South Sudanese-Australian supermodel Aweng Chuol has revealed the devastating toll of vicious homophobic abuse she received after marrying her wife.
Aweng was born in a refugee camp in Kenya after her family fled a civil war. She moved to Australia at age seven.
When Aweng was a teenager, a model scout discovered her while she was working at McDonald’s in western Sydney.
Just a few weeks later, she was in France, walking a runway for Paris fashion label Vetements.
The supermodel, who identifies as pansexual, opened up her life to Courtney Act on ABC’s One Plus One program.
“Where I grew up, [being queer] wasn’t an option. The thought wasn’t an option, so imagine the action. It just wasn’t an option,” she said.
Completely unfamiliar with homosexuality, Aweng said she spent months reading whatever she could to try and understand her own identity.
Later, when she did come out to her family, her friends and family largely dismissed it as just a phase.
“My mother was calm. She said, ‘I don’t understand it.’ She didn’t understand it because no-one spoke about it,” Aweng recalled.
“For my mother’s generation, you can’t even think about it.
“But my mother was like, ‘You’re happy? You’re good? Great. Who do you want to tell to next? I could prepare you for them.’
“She helped me go to my grandparents or go to my aunties or sit down with the uncles and [come out to them].”
Aweng Chuol married wife Alexus last year
However Aweng Chuol recalled it was her marriage last year to wife Alexus Ade-Chuol that sparked the backlash she initially feared. The couple wed last July in New York City.
“I’m shooting a campaign and the internet is going crazy after finding out I married a woman,” she said.
“Sudan found out. Kenya found out. It was a mess. I can’t even repeat most of the comments.
“But I didn’t regret my decision. I didn’t regret being proud, I was just sad. It sent me into the worst mental health space.
“I thought, ‘What did I do wrong? I didn’t hurt you guys, I didn’t say anything to you, I didn’t do anything.'”
Aweng recalled receiving a lot of support from younger Sudanese people. However she felt the homophobic trolls were out to wear her down.
“Articles and conversations from people in my community were very much, ‘They’re going to be done within a few months,'” she said.

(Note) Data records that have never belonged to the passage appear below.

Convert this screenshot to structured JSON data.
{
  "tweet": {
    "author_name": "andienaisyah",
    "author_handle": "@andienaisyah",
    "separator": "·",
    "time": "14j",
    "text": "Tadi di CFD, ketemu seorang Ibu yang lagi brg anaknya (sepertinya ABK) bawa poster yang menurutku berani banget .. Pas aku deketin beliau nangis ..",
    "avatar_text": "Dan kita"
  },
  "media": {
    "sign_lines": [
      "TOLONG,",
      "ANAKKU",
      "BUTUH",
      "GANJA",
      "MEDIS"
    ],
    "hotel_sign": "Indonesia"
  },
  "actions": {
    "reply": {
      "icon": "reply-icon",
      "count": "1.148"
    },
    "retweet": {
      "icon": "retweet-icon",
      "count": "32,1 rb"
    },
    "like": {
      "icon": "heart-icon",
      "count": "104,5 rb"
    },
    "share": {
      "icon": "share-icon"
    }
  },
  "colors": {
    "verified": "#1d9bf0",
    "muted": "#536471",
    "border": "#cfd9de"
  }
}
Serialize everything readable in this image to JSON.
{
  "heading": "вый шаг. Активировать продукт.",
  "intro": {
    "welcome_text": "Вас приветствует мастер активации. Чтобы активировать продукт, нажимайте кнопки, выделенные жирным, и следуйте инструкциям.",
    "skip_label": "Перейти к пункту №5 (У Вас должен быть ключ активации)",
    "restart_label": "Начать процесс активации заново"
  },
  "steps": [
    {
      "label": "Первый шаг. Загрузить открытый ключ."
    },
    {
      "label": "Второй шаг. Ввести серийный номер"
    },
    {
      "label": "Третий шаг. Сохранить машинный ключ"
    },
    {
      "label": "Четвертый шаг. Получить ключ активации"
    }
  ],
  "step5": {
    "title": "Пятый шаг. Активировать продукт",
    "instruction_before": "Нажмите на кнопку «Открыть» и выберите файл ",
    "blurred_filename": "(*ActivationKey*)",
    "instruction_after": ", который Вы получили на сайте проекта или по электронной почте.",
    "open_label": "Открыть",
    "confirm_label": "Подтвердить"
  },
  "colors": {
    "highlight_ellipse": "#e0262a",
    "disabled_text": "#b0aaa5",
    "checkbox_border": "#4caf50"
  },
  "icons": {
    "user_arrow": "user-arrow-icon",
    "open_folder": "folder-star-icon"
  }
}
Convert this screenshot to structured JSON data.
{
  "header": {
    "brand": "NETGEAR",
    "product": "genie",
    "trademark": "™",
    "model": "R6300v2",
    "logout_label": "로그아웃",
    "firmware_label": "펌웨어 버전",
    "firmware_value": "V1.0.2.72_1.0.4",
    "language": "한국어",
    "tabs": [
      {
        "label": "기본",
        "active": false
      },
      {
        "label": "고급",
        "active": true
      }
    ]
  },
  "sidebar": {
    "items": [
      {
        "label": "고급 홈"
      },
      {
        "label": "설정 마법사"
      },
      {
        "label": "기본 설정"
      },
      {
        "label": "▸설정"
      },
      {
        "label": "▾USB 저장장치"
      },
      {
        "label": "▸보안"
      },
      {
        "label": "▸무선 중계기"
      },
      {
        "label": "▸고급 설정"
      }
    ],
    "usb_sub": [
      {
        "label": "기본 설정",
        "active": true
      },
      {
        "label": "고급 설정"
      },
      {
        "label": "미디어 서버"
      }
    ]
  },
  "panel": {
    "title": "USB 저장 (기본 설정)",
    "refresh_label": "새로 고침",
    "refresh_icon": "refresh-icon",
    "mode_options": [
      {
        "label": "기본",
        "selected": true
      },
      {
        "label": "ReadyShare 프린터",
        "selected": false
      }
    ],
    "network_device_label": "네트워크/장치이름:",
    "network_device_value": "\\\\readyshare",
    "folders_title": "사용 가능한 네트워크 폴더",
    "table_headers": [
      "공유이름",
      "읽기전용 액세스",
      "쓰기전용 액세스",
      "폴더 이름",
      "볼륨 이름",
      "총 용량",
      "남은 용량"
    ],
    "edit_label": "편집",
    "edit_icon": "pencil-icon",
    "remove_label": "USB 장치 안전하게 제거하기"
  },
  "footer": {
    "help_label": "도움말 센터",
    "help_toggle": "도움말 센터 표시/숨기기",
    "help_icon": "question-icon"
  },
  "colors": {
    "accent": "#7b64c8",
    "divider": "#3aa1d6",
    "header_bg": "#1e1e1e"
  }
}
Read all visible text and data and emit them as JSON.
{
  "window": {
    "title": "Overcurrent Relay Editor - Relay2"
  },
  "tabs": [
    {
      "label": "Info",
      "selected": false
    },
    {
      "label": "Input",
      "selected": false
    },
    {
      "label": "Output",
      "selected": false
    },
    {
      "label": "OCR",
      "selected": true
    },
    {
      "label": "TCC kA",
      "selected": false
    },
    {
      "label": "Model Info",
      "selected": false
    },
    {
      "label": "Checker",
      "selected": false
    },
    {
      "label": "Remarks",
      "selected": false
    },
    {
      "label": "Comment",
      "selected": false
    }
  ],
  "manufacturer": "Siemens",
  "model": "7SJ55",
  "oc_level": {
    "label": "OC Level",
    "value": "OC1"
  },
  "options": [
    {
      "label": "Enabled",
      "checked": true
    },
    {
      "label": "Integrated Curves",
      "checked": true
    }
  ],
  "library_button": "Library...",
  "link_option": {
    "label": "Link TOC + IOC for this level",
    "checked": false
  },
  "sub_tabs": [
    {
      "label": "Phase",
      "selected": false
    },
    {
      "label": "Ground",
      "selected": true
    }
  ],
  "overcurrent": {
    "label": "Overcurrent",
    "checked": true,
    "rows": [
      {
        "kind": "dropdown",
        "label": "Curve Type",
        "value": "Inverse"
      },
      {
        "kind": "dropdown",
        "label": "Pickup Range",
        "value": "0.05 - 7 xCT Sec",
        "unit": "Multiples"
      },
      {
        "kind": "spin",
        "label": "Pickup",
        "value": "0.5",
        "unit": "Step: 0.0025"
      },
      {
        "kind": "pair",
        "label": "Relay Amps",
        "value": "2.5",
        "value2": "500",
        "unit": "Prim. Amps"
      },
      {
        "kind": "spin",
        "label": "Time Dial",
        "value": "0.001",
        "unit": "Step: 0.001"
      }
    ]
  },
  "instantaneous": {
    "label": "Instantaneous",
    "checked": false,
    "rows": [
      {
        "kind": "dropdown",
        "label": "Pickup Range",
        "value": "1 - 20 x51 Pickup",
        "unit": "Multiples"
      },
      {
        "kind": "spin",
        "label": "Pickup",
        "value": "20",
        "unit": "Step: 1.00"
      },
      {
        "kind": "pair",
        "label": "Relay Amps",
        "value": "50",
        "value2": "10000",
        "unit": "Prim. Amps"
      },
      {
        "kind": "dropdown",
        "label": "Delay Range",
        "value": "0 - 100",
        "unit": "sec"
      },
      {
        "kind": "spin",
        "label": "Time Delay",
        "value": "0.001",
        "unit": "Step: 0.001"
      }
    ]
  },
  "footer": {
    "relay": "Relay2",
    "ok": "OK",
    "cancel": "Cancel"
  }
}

“‘She’s going to get exhausted by the harassment, she’s going to say that she’s not into women.’
“But you can’t exhaust myself out of me, that doesn’t work.”
Online abuse ‘wasn’t just harassment, it was another level’
Aweng later appeared in UK’s Elle magazine, and urged them to photograph her kissing her wife for the cover.
However she told Courtney Act the relentless online abuse, coupled with burnout, tragically led to a suicide attempt last year.
“Grown people, 60-year-olds, telling me, ‘Why would you do this? What’s the point of living?’ It wasn’t just harassment, it was another level,” she said.
“I was getting 3,000 messages every hour from people, with not even one positive.
“I spent days scrolling through hate messages, homophobic messages, death threats. ‘Don’t come back home,’ ‘If you enter this country,’ all of these things.
“Then when I stopped, I stopped. I said, ‘I’m never looking at somebody telling me that they don’t like. That’s their business.’
“Your life is worth more than people’s words.”
Aweng, who has previously lived in London, is now back in Sydney.
She told Courtney Act she’s in the middle of studying psychological sciences and criminal law at university.
“When I grew up, there was never conversation about mental health,” she said.
“There was just so many things that I’m learning that we never talked about. It’s swept under the rug in my community. That’s why I’m doing psychology.”
One Plus One hosted by Courtney Act screens on ABC TV and is available to stream on ABC iView.